As universities have begun to adopt sustainability commitments and report their progress, embedding these into the curriculum has been the hardest nut to crack.
Education is not immune to the potential for ‘greenwash’. And as universities seek to market courses as ‘sustainable’, what exactly are we selling students?
From the margins to the mainstream
Education for Sustainability (EfS) or Education for Sustainable Development (ESD) made its way onto the educational stage during the UN Decade of ESD 2005-2014.
Pockets of dynamic sustainability learning have begun to emerge, building professional capabilities in a volatile world in which uncertainty prevails. National guidance has been developed, pointing the way to this practice, and subject benchmarking groups have begun to consider the issue.
But higher education courses that infuse sustainability learning are still largely in the typical subjects we associate with sustainability – and often at the margins of learning journeys.
Interest is rising, but the mainstream education offer, for the most part, has yet to make the gearshift that would enable us to deliver at scale across the academic map.
And now we face the pressure of time. As the world wakes up to the scale of industrial and social change needed for sustainability, we need to get faster at mainstreaming this. We owe it to our graduates who will face these challenges in most, if not all, professions.
Students spotlight what matters
Large-scale studies of student opinion, from QS to SOS-UK, signal the rising demand for universities to deliver on their commitments and the increasing call for sustainability learning in all subjects.
Looking for authentic sustainability learning that is tailored to specialisms and creates skills for systemic change, students have played lead roles in an innovation project exploring what matters most – and holds true for any subject studied.
Funded by the UK Quality Assurance Agency, students at three universities worked as co-producers to expose issues and create solutions. The project – Students Driving Curriculum Quality in Sustainability – was led by the University of Gloucestershire with the University of the Arts London and King’s College London.

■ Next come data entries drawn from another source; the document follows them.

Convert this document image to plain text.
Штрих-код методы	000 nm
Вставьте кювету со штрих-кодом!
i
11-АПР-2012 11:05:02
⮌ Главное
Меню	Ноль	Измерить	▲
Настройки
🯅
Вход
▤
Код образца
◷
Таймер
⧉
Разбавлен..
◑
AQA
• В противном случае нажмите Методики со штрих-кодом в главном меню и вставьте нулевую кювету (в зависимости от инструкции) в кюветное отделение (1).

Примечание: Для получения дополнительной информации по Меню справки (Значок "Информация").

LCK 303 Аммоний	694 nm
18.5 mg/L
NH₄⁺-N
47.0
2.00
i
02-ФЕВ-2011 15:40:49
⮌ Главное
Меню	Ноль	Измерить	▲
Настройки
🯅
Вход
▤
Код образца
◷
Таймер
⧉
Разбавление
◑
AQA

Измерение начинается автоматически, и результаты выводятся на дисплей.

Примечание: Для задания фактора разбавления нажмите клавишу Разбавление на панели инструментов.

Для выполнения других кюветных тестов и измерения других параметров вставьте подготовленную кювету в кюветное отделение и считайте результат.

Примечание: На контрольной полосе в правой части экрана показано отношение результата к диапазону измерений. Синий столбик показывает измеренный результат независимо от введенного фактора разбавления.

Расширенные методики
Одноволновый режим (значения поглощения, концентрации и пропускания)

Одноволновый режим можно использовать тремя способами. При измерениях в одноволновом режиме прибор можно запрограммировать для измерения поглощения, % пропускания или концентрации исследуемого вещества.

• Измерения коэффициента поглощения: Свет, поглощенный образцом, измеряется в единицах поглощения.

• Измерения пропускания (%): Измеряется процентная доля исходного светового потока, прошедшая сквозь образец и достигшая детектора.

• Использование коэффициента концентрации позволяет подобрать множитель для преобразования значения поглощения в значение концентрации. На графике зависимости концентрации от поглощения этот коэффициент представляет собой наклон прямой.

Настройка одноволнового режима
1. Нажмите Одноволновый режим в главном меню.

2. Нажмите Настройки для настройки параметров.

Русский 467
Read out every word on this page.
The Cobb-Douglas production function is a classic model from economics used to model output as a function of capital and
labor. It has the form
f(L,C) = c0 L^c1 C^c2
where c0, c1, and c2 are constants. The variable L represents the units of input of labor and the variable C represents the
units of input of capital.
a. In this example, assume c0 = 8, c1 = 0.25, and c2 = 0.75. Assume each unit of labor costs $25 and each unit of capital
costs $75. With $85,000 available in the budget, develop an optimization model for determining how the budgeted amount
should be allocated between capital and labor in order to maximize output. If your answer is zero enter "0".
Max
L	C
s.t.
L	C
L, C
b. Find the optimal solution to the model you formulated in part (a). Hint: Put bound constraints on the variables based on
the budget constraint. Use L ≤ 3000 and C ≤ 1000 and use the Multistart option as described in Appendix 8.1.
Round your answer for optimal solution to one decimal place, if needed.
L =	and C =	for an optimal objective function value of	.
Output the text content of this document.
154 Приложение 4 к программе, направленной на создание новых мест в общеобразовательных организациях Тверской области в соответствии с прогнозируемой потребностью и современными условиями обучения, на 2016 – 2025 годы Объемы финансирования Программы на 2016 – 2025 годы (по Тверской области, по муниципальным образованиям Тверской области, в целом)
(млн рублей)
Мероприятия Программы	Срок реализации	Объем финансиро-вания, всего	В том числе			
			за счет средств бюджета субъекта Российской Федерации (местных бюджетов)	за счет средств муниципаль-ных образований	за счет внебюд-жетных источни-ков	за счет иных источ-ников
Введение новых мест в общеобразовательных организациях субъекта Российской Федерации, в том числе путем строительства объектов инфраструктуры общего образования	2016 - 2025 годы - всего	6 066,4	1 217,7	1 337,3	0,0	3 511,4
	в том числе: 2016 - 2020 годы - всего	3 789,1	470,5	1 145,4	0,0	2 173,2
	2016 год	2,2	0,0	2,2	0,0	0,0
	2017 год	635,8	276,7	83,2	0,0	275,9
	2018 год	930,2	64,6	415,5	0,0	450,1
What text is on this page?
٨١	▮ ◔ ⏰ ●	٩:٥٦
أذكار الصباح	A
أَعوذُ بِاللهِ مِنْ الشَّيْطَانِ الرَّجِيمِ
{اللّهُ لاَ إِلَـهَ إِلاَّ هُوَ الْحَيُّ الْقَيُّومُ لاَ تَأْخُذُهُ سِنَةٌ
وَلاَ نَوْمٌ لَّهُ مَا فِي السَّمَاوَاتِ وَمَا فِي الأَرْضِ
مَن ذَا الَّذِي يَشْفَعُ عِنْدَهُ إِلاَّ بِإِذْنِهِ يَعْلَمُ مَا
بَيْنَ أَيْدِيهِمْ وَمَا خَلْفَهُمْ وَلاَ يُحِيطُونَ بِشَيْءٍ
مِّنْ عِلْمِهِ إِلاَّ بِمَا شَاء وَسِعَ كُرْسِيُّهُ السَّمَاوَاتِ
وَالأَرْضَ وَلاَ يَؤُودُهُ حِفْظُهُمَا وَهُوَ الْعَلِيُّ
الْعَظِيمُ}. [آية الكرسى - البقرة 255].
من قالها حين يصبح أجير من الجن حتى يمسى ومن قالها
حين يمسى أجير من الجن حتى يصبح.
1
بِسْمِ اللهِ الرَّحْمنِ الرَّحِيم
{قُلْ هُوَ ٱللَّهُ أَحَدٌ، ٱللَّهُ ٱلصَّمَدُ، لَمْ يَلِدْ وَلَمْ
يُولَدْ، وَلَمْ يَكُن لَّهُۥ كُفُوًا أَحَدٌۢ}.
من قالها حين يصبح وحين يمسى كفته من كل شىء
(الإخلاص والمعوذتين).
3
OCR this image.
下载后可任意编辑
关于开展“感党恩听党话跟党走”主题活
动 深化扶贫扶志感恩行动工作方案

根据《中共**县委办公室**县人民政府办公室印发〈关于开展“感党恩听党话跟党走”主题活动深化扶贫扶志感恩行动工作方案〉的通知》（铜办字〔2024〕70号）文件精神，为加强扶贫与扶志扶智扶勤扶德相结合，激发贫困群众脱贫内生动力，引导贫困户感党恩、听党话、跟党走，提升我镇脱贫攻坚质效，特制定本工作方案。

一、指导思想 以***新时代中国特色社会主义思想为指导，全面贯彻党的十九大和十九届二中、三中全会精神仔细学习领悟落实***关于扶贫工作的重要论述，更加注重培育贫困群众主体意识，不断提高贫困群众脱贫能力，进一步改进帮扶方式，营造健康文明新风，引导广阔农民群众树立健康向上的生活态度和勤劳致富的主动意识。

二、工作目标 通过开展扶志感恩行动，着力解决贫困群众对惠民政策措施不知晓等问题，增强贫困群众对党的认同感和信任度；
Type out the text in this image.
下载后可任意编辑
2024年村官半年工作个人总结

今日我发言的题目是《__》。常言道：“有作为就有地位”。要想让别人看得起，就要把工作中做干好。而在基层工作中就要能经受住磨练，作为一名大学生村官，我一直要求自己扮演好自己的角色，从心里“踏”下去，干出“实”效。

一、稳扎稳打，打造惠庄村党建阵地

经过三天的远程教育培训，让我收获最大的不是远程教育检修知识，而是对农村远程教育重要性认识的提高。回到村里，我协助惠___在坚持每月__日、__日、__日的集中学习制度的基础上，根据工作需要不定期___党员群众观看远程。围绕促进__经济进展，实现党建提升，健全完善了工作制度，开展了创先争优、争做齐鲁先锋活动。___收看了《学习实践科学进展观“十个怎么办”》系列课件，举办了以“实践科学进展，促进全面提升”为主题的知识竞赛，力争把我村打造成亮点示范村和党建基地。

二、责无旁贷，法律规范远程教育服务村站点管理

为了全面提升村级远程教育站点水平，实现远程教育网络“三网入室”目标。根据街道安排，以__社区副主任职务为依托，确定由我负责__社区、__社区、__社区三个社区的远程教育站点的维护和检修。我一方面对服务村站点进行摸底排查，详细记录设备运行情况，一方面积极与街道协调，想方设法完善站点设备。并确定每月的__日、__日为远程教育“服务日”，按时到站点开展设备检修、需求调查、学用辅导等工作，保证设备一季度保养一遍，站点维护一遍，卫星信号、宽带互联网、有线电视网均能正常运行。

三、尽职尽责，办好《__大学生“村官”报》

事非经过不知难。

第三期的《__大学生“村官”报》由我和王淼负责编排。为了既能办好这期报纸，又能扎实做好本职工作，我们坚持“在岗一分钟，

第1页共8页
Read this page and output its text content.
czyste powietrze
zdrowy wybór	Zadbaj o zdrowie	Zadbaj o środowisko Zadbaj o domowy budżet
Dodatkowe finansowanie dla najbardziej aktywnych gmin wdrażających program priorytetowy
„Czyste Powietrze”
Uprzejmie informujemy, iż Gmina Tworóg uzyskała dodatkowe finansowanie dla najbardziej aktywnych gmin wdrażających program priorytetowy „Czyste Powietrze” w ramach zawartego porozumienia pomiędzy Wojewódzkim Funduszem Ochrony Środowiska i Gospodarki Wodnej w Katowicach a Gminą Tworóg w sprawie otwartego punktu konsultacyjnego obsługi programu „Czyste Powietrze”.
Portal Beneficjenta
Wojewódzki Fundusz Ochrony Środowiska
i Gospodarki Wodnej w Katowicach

It started with students and staff working together to develop quality criteria that were used to stock-take progress across the portfolio at Gloucestershire. The student team used the principles to develop speed training, then enlisted over 130 students to appraise sustainability learning in their courses. This inspired their ‘anti-greenwash education kit’ to equip other students to follow their lead and ask killer questions about the sustainability learning on offer.
Focusing on the goals, but missing the point
An example of these killer questions is about joined-up learning. Good sustainability learning is complex and challenging. Crossing knowledge borders and challenging existing mental models is critical, as a path to real sustainability impact.
But faced with the complexities of embedding sustainability learning, many universities are tempted by the lure of the UN Sustainable Development Goals – 17 colourful sturdy boxes that look like they can hold some of the world’s most intricate problems. Enthusiasts are using them as doorways – which they are – they start conversations and open minds. But this popular starting point can be deceptive – and a trap. The end game of educating for sustainability – disruption that leads to innovation and system change – is easily packed away in those neat boxes. Labelling the teaching of relevant issues around the closest global goals is one step – but if that is all we do, and if that is the extent of what we measure as sustainability learning, we risk missing the point.
Whether unintentional or deliberate, lack of clarity on these points is not what students want to see. They don’t want entry-level single issue learning to be our measure – they will expect more.
The anti-greenwash education kit
The anti-greenwash education kit is built not on fanciful dreams of ‘keen green’ students whose aspirations are adrift from reality. It drew in feedback from mainstream students on diverse courses, and from the QAA board of national student advisers who advise on quality issues.
The kit sends clear messages to the sector about sustainability learning principles:
Joined up learning is a ‘red line’ issue – it has to involve systems thinking, with the environmental lens connected into the social and economic, not issues treated in silos
Compulsory not just options – options are great for focused attention on key aspects, but sustainability focus is needed in core learning outcomes that reach all students
Assessed is best – giving opportunities to anchor these new learning outcomes, move from abstract knowledge to its application, and grounded in real scenarios
The gold standard hits all levels of study – building knowledge and capability in layers, joining dots from specialist focal points to an overall change capability
Students also played back some important big picture issues, from the need to clear up terminology and communication, to spelling out the connections to justice, equity, and decolonisation agendas.
The message from students is clear
In exploring quality learning for sustainability, students showed real insight into the challenges it brings to academic teams. Interpreting this in more abstract subjects, courses with professional regulations, or where the subject bridges with industry are less well understood.
But they see danger in lack of ambition, and they don’t want complexity to slide into curriculum greenwash or efforts pitched at the lowest common denominator. They’ve got ways of boiling this down to simple essentials that can help us all cut through the confusion and take strong next steps in this journey.
We have all we need to create a powerful sustainability learning culture, complementing the inspiring research solutions already appearing. Universities committed to this know that it creates exciting learning and underlines how our sector can be a beacon to the future, not just a mirror of the present.
We owe it to students to get the nutcrackers out, promote use of a tool that encourages a good, hard look at our current offer, and get busy making quality sustainability learning happen.